Le contexte et les liens avec le terrorisme français
Figure centrale du jihadisme, Sabri Essid était proche des frères Clain, les voix des revendications des attentats du 13 novembre 2015, et de Mohamed Merah, auteur des tueries dans le sud-ouest de la France en 2012. Il avait rejoint les rangs de l'EI en Syrie en 2014 et serait mort en 2018 dans des circonstances inconnues. En l'absence de preuves formelles de son décès, il est considéré comme étant en fuite, justifiant son jugement par défaut par une cour d'assises composée de trois juges professionnels, sans jury populaire.
La parole des victimes yazidies au cœur du procès
Trois femmes yazidies sont parties civiles dans cette affaire, et deux d'entre elles témoigneront à la barre pour décrire les atrocités subies. Leur témoignage vise à faire reconnaître la spécificité du génocide yazidi, une minorité kurdophone adepte d'une religion pré-islamique, persécutée par l'EI qui la considérait comme hérétique. Le 3 août 2014, l'EI avait lancé une attaque coordonnée sur la région du Sinjar en Irak, où vivaient 400 000 Yazidis, entraînant des milliers de morts, de captures et de déplacements.

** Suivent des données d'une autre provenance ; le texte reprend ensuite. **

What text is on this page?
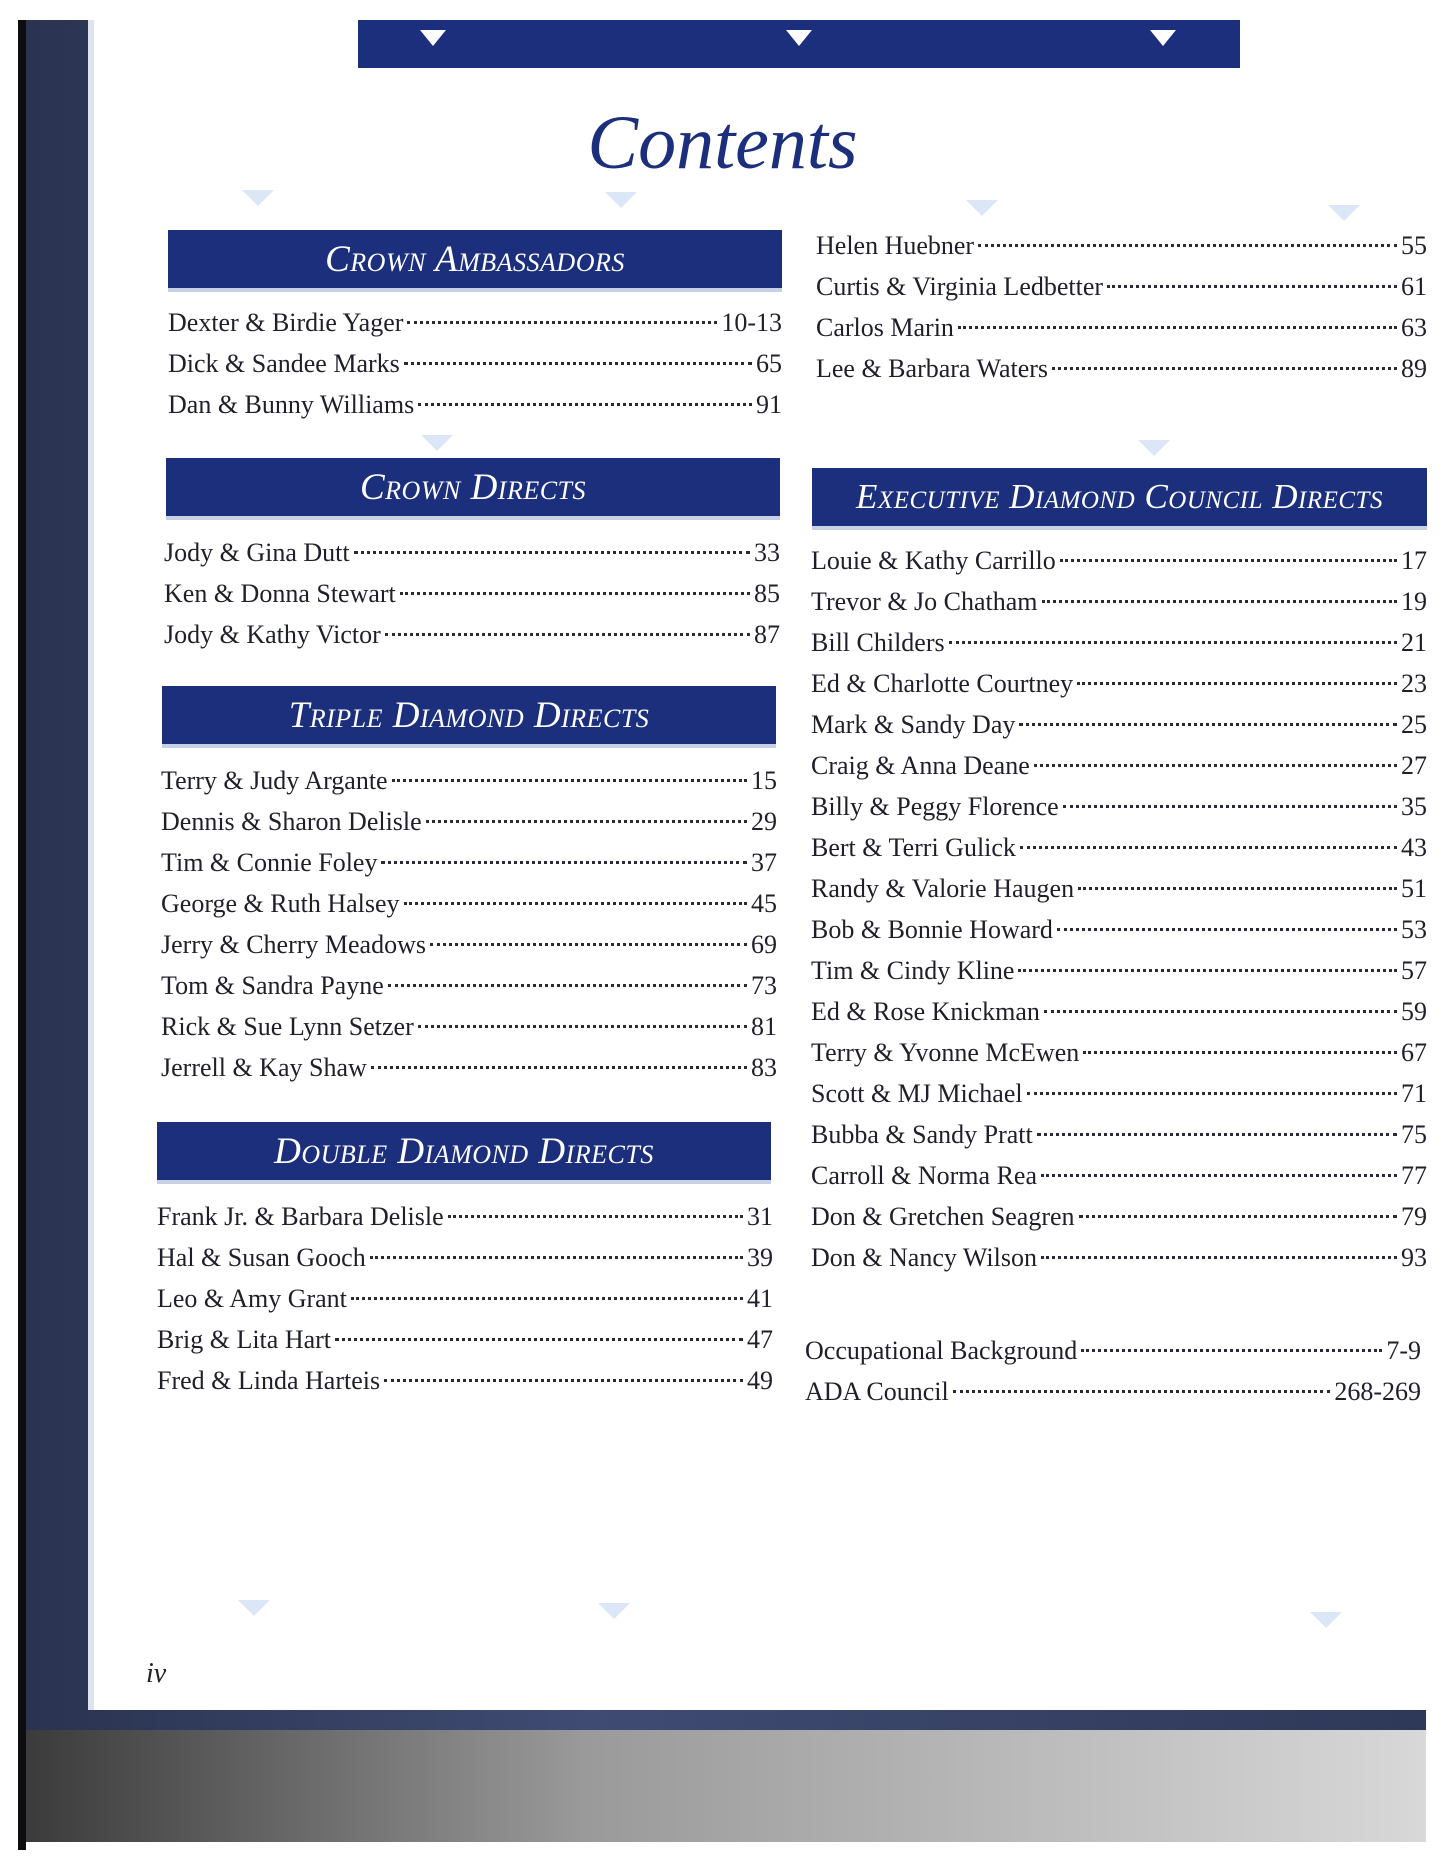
Contents
Crown Ambassadors
Dexter & Birdie Yager	10-13
Dick & Sandee Marks	65
Dan & Bunny Williams	91
Crown Directs
Jody & Gina Dutt	33
Ken & Donna Stewart	85
Jody & Kathy Victor	87
Triple Diamond Directs
Terry & Judy Argante	15
Dennis & Sharon Delisle	29
Tim & Connie Foley	37
George & Ruth Halsey	45
Jerry & Cherry Meadows	69
Tom & Sandra Payne	73
Rick & Sue Lynn Setzer	81
Jerrell & Kay Shaw	83
Double Diamond Directs
Frank Jr. & Barbara Delisle	31
Hal & Susan Gooch	39
Leo & Amy Grant	41
Brig & Lita Hart	47
Fred & Linda Harteis	49
Helen Huebner	55
Curtis & Virginia Ledbetter	61
Carlos Marin	63
Lee & Barbara Waters	89
Executive Diamond Council Directs
Louie & Kathy Carrillo	17
Trevor & Jo Chatham	19
Bill Childers	21
Ed & Charlotte Courtney	23
Mark & Sandy Day	25
Craig & Anna Deane	27
Billy & Peggy Florence	35
Bert & Terri Gulick	43
Randy & Valorie Haugen	51
Bob & Bonnie Howard	53
Tim & Cindy Kline	57
Ed & Rose Knickman	59
Terry & Yvonne McEwen	67
Scott & MJ Michael	71
Bubba & Sandy Pratt	75
Carroll & Norma Rea	77
Don & Gretchen Seagren	79
Don & Nancy Wilson	93
Occupational Background	7-9
ADA Council	268-269
iv
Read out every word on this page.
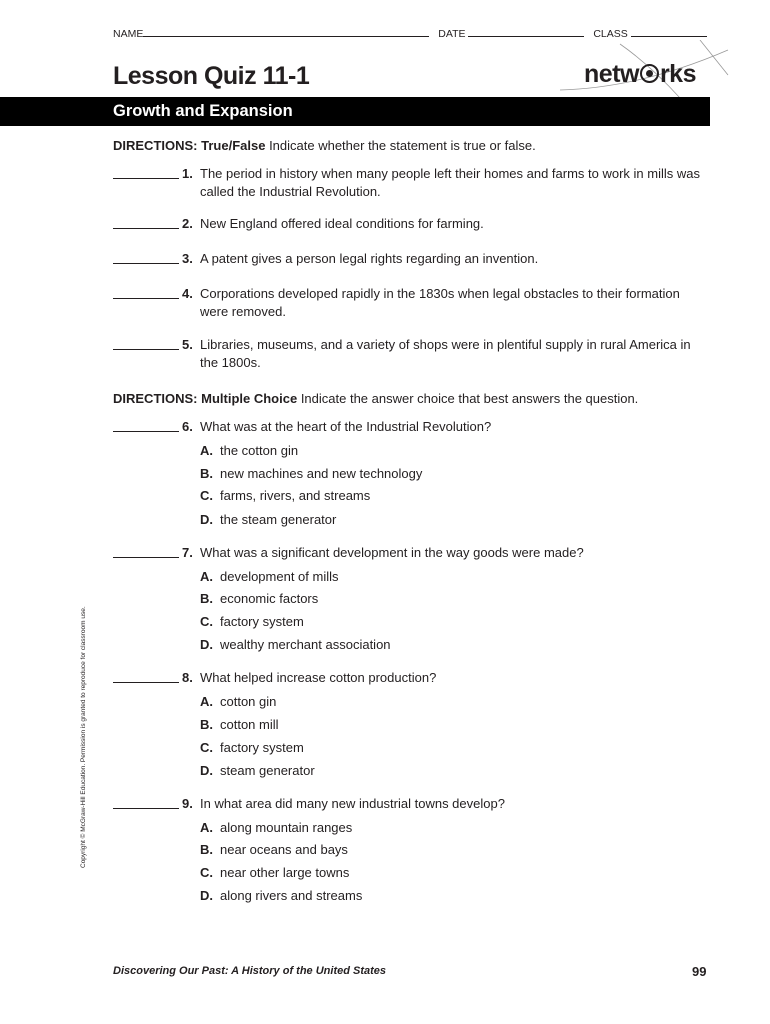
NAME	DATE	CLASS
Lesson Quiz 11-1	netw rks
Growth and Expansion
DIRECTIONS: True/False Indicate whether the statement is true or false.
1. The period in history when many people left their homes and farms to work in mills was called the Industrial Revolution.
2. New England offered ideal conditions for farming.
3. A patent gives a person legal rights regarding an invention.
4. Corporations developed rapidly in the 1830s when legal obstacles to their formation were removed.
5. Libraries, museums, and a variety of shops were in plentiful supply in rural America in the 1800s.
DIRECTIONS: Multiple Choice Indicate the answer choice that best answers the question.
6. What was at the heart of the Industrial Revolution?
A. the cotton gin
B. new machines and new technology
C. farms, rivers, and streams
D. the steam generator
7. What was a significant development in the way goods were made?
A. development of mills
B. economic factors
C. factory system
D. wealthy merchant association
8. What helped increase cotton production?
A. cotton gin
B. cotton mill
C. factory system
D. steam generator
9. In what area did many new industrial towns develop?
A. along mountain ranges
B. near oceans and bays
C. near other large towns
D. along rivers and streams
Copyright © McGraw-Hill Education. Permission is granted to reproduce for classroom use.
Discovering Our Past: A History of the United States	99
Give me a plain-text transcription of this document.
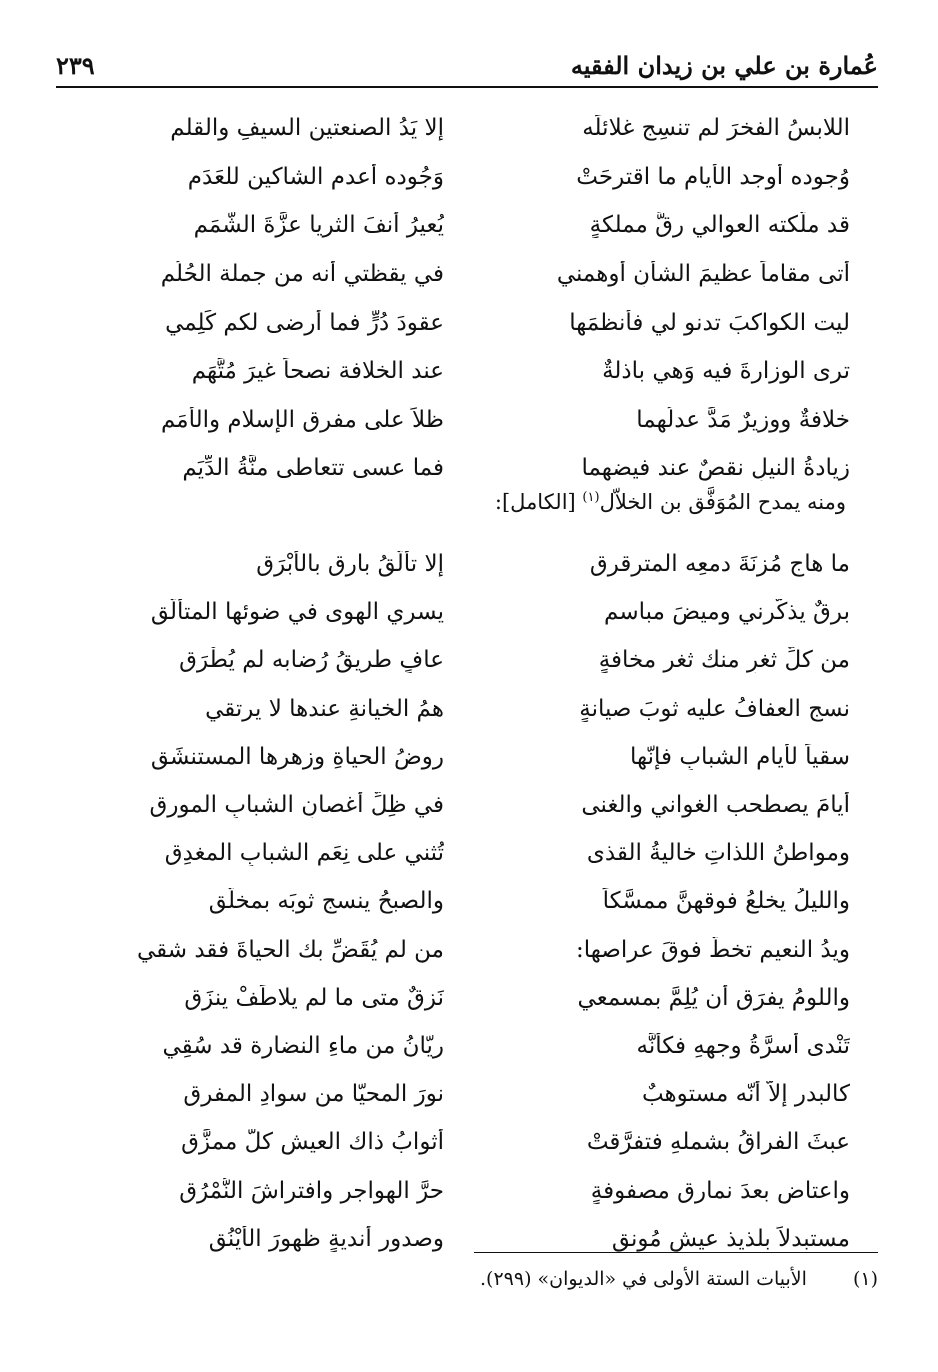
عُمارة بن علي بن زيدان الفقيه
٢٣٩
اللابسُ الفخرَ لم تنسِج غلائلَه
إلا يَدُ الصنعتين السيفِ والقلمِ
وُجوده أوجد الأيام ما اقترحَتْ
وَجُوده أعدم الشاكين للعَدَمِ
قد ملَّكته العوالي رِقَّ مملكةٍ
يُعيرُ أنفَ الثريا عزَّةَ الشَّمَمِ
أتى مقاماً عظيمَ الشأنِ أوهمني
في يقظتي أنه من جملة الحُلُمِ
ليت الكواكبَ تدنو لي فأنظمَها
عقودَ دُرٍّ فما أرضى لكم كَلِمي
ترى الوزارةَ فيه وَهي باذلةٌ
عند الخلافة نصحاً غيرَ مُتَّهَمِ
خلافةٌ ووزيرٌ مَدَّ عدلُهما
ظلاً على مفرقِ الإسلام والأُمَمِ
زيادةُ النيلِ نقصٌ عند فيضهما
فما عسى تتعاطى منَّةُ الدِّيَمِ
ومنه يمدح المُوَفَّق بن الخلاّل$^{(١)}$ [الكامل]:
ما هاج مُزنَةَ دمعِه المترقرقِ
إلا تألُّقُ بارقٍ بالأبْرَقِ
برقٌ يذكّرني وميضَ مباسمٍ
يسري الهوى في ضوئها المتألّقِ
من كلِّ ثغرٍ منك ثغر مخافةٍ
عافٍ طريقُ رُضابه لم يُطْرَقِ
نسج العفافُ عليه ثوبَ صيانةٍ
همُ الخيانةِ عندها لا يرتقي
سقياً لأيام الشبابِ فإنّها
روضُ الحياةِ وزهرها المستنشَقِ
أيامَ يصطحب الغواني والغنى
في ظِلِّ أغصانِ الشبابِ المورقِ
ومواطنُ اللذاتِ خاليةُ القذى
تُثني على نِعَمِ الشبابِ المغدِقِ
والليلُ يخلعُ فوقهنَّ ممسَّكاً
والصبحُ ينسج ثوبَه بمخلَّقِ
ويدُ النعيم تخطُّ فوقَ عراصها:
من لم يُقَضِّ بك الحياةَ فقد شقي
واللومُ يفرَق أن يُلِمَّ بمسمعي
نَزِقٌ متى ما لم يلاطَفْ ينزَقِ
تَنْدى أسرَّةُ وجههِ فكأنَّه
ريّانُ من ماءِ النضارة قد سُقِي
كالبدرِ إلاّ أنّه مستوهبٌ
نورَ المحيّا من سوادِ المفرقِ
عبثَ الفراقُ بشملهِ فتفرَّقتْ
أثوابُ ذاك العيشِ كلَّ ممزَّقِ
واعتاض بعدَ نمارقٍ مصفوفةٍ
حرَّ الهواجرِ وافتراشَ النُّمْرُقِ
مستبدلاً بلذيذ عيشٍ مُونقٍ
وصدورِ أنديةٍ ظهورَ الأَيْنُقِ
(١) الأبيات الستة الأولى في «الديوان» (٢٩٩).
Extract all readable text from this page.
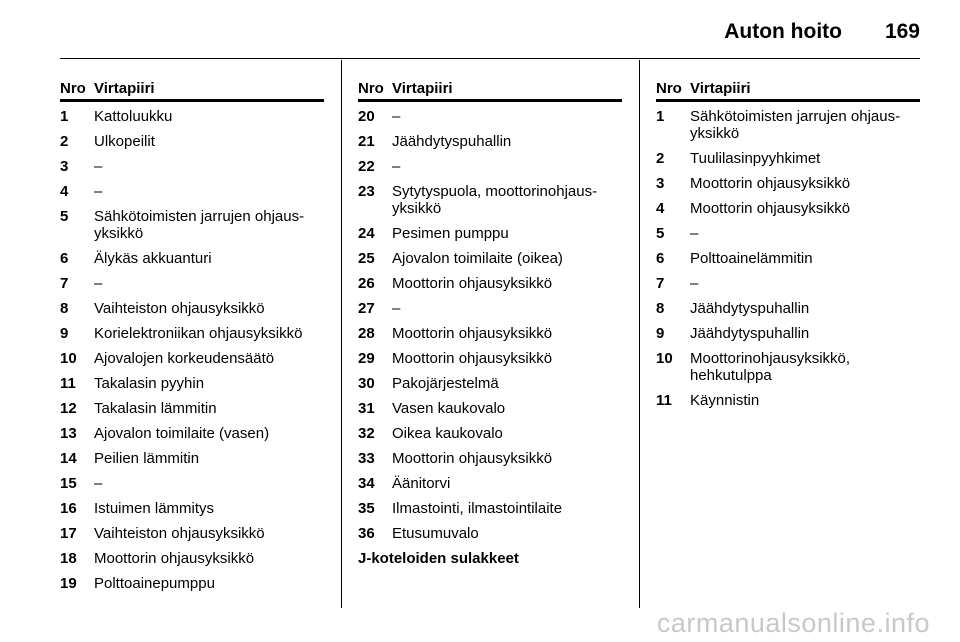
Auton hoito 169
Nro Virtapiiri
1	Kattoluukku
2	Ulkopeilit
3	–
4	–
5	Sähkötoimisten jarrujen ohjaus-
yksikkö
6	Älykäs akkuanturi
7	–
8	Vaihteiston ohjausyksikkö
9	Korielektroniikan ohjausyksikkö
10	Ajovalojen korkeudensäätö
11	Takalasin pyyhin
12	Takalasin lämmitin
13	Ajovalon toimilaite (vasen)
14	Peilien lämmitin
15	–
16	Istuimen lämmitys
17	Vaihteiston ohjausyksikkö
18	Moottorin ohjausyksikkö
19	Polttoainepumppu
Nro Virtapiiri
20	–
21	Jäähdytyspuhallin
22	–
23	Sytytyspuola, moottorinohjaus-
yksikkö
24	Pesimen pumppu
25	Ajovalon toimilaite (oikea)
26	Moottorin ohjausyksikkö
27	–
28	Moottorin ohjausyksikkö
29	Moottorin ohjausyksikkö
30	Pakojärjestelmä
31	Vasen kaukovalo
32	Oikea kaukovalo
33	Moottorin ohjausyksikkö
34	Äänitorvi
35	Ilmastointi, ilmastointilaite
36	Etusumuvalo
J-koteloiden sulakkeet
Nro Virtapiiri
1	Sähkötoimisten jarrujen ohjaus-
yksikkö
2	Tuulilasinpyyhkimet
3	Moottorin ohjausyksikkö
4	Moottorin ohjausyksikkö
5	–
6	Polttoainelämmitin
7	–
8	Jäähdytyspuhallin
9	Jäähdytyspuhallin
10	Moottorinohjausyksikkö,
hehkutulppa
11	Käynnistin
carmanualsonline.info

Les implications juridiques et les procédures futures
Ce procès marque une avancée significative dans la lutte contre l'impunité pour les crimes internationaux. Clémence Bectarte, avocate des parties civiles, souligne que cette audience permet "d'apporter une autre lecture des crimes commis par l'État islamique", en mettant en lumière les exactions d'une particulière gravité contre les populations civiles. Par ailleurs, le parquet national antiterroriste (Pnat) a indiqué que 11 procédures liées à ce contentieux sont en cours, avec un autre procès prévu à Paris en 2027 contre Abdelnasser Benyoucef, un autre émir de l'EI présumé mort.
En Europe, plusieurs condamnations pour le génocide des Yazidis ont déjà été prononcées, notamment en Allemagne en 2021, puis en Suède et en Belgique l'an dernier. Le procès de Sabri Essid s'inscrit donc dans un mouvement judiciaire plus large visant à rendre justice aux victimes de ces crimes atroces.